Tracking Tools, Advertising, and Opt-Out
We and our partners use cookies and similar technologies to operate core features, remember preferences, analyze traffic, and measure the effectiveness of product and marketing campaigns.
Types of Cookies
Essential cookies are required for authentication and security. Performance and analytics cookies help us understand how users interact with the Services. Functional cookies remember settings such as language and session preferences.
Depending on your location, you may be presented with cookie controls that allow you to accept or reject non-essential cookies. You can also manage cookies through your browser settings.
Session Replay Technology
We may use session replay and heatmap tools to better understand usability issues, diagnose errors, and improve navigation and interface clarity. These tools are used for service improvement and are subject to technical and contractual safeguards.
Sensitive fields are masked where technically feasible, and replay access is limited to authorized personnel with a business need.
Information about Interest-Based Advertisements
Third-party partners may use cookies and identifiers to provide ads based on your activity across websites and services. You can opt out of certain targeted advertising through industry tools and your device or browser privacy settings.
Opting out does not eliminate all advertising; it may still include non-personalized ads.
Do Not Track and Browser Signals
At this time, our Services may not respond uniformly to all browser-based Do Not Track (DNT) signals due to lack of a consistent industry standard.

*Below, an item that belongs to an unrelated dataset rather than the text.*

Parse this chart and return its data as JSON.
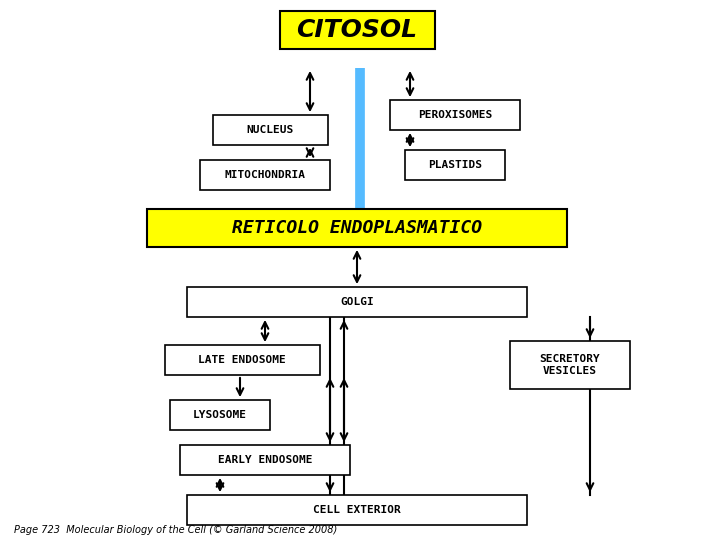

You can still manage preferences through browser settings, cookie controls, and third-party opt-out mechanisms where available.
Data Security
Security Safeguards
We maintain administrative, technical, and physical safeguards designed to protect Personal Data against unauthorized access, disclosure, alteration, and destruction. These measures include encryption in transit, role-based access controls, security monitoring, and periodic system hardening reviews.
Access to sensitive systems is restricted to authorized personnel with a legitimate business need, and privileged operations are logged to support auditability and incident response readiness.
Security Limitations
No security program can guarantee absolute protection. Despite our safeguards, attack methods evolve and residual risk remains in any internet-connected service.
Users should also protect their own credentials by using strong unique passwords, enabling available security controls, and reporting suspicious activity promptly.
Incident Response
We maintain incident detection and response procedures that include investigation, containment, remediation, and post-incident review. Where required by law, we notify affected users and authorities within applicable timelines.
Data Retention
Retention Periods
We retain Personal Data for as long as necessary to provide the Services, comply with legal obligations, resolve disputes, and enforce agreements. Retention timelines vary based on the category of data, account type, and operational or regulatory requirements.
Certain records, such as billing artifacts, compliance logs, and support history, may be retained for extended periods where required by law or legitimate business needs.
Deletion and De-Identification
When Personal Data is no longer necessary for the purposes described in this policy, we delete, aggregate, or de-identify it according to our retention standards and applicable legal obligations.
Backup and archival systems may require additional time to fully cycle deletions, but retained copies remain protected and access-restricted during that process.
Retention Requests and Exceptions
You may request deletion or correction of certain personal information, subject to legal, contractual, and operational exceptions.
Where requests cannot be fulfilled immediately, we will document the basis for retention and apply restrictions to further processing where appropriate.